BTS came to the White House to talk to Biden about Asian inclusion and representation, and to discuss a sharp rise in anti-Asian hate crimes in recent years. Biden last year signed the Covid-19 Hate Crimes Act in an effort to address that trend.
The Oval Office confab between the U.S. president and the South Korean boy band was set to follow a meeting between Biden and Federal Reserve Chair Jerome Powell. The two were slated to discuss the state of the economy and inflation, which the White House calls Biden's "top economic priority."
The pop stars, clad in nearly identical black suits and black ties, stood behind press secretary Karine Jean-Pierre at the lectern of the James Brady Briefing Room at the start of the briefing Tuesday afternoon.
The number of people watching the White House's video immediately shot up when the briefing kicked off, even as the stream was initially plagued by sound issues.
"Hi, we're BTS, and it is a great honor to be invited to the White House today to be able to discuss the important issues of anti-Asian hate crimes, Asian inclusion and diversity," the group's leader RM told the crowd of reporters in English.
He also thanked Biden for the "important opportunity to speak about the important causes [and] remind ourselves of what we can do as artists."

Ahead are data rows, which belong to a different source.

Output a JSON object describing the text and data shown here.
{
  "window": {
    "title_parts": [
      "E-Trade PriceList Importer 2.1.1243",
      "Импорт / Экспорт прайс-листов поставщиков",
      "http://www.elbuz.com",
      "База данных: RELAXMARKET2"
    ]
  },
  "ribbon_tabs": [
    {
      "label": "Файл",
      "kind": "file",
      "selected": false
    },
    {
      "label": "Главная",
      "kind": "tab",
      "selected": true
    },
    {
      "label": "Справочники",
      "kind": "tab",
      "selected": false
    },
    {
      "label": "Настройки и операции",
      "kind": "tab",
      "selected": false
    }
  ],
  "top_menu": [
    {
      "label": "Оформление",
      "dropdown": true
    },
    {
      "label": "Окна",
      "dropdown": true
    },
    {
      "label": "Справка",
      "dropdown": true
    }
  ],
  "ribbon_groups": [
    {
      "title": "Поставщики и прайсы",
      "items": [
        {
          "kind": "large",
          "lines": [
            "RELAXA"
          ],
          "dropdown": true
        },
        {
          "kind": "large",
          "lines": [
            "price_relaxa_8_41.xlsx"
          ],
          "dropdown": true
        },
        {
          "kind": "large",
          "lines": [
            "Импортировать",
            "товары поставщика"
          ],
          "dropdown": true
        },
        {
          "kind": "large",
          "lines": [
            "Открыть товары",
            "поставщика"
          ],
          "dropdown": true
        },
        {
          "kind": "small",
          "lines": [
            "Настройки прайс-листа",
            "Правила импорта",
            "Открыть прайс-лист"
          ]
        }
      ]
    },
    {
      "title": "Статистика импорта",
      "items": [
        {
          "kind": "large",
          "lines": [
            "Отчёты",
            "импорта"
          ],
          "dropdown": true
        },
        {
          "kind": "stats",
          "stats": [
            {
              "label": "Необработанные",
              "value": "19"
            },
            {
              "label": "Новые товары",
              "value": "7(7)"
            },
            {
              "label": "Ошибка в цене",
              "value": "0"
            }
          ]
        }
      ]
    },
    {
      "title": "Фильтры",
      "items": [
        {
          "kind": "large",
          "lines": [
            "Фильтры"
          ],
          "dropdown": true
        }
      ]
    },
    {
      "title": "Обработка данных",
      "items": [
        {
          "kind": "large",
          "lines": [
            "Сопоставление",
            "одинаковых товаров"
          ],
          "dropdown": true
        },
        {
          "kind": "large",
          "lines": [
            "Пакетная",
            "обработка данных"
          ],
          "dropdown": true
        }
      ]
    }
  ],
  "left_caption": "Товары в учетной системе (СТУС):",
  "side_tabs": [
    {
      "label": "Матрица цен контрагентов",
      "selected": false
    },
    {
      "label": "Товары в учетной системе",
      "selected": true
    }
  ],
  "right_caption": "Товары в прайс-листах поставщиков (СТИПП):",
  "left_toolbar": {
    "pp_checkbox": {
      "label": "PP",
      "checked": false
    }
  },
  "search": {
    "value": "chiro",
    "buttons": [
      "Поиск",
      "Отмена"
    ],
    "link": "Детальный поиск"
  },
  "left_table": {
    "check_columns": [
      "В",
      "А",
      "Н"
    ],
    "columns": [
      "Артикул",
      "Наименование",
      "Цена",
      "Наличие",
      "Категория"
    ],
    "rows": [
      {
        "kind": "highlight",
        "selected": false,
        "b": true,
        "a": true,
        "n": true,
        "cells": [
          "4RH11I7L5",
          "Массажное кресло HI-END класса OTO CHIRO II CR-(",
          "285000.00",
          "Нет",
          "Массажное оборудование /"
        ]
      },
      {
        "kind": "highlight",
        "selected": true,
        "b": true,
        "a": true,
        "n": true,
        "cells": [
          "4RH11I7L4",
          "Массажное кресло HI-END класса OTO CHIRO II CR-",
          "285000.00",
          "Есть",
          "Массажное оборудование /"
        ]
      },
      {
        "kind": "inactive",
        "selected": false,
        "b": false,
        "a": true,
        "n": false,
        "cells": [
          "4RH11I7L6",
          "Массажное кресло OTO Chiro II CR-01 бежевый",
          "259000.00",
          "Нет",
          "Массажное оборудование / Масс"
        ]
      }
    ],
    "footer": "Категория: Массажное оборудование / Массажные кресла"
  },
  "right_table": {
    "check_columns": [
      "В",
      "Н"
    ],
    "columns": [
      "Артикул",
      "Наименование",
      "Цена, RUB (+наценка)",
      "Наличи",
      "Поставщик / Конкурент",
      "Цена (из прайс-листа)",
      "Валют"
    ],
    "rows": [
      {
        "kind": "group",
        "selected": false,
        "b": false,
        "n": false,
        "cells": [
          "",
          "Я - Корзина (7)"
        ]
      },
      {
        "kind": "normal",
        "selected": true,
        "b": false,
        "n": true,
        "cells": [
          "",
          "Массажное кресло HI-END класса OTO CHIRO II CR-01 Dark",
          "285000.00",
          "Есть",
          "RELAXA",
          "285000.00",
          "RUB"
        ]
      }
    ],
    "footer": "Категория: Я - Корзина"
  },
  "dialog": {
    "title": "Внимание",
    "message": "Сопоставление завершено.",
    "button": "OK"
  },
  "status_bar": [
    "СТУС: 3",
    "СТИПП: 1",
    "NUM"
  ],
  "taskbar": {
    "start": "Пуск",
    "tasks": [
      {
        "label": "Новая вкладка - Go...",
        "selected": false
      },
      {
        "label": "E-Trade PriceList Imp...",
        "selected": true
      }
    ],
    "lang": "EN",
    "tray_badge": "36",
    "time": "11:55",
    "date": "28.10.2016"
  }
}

The other six members each spoke in Korean. The band took no questions and left the room.
Much of the audience checked out just as quickly. Within a few minutes of the group's departure, more than 200,000 viewers had left the livestream.
"OK," said National Economic Council Director Brian Deese with a sigh after the band left, prompting laughter.
"So I get to go home and tell my kids that BTS opened for me," he said.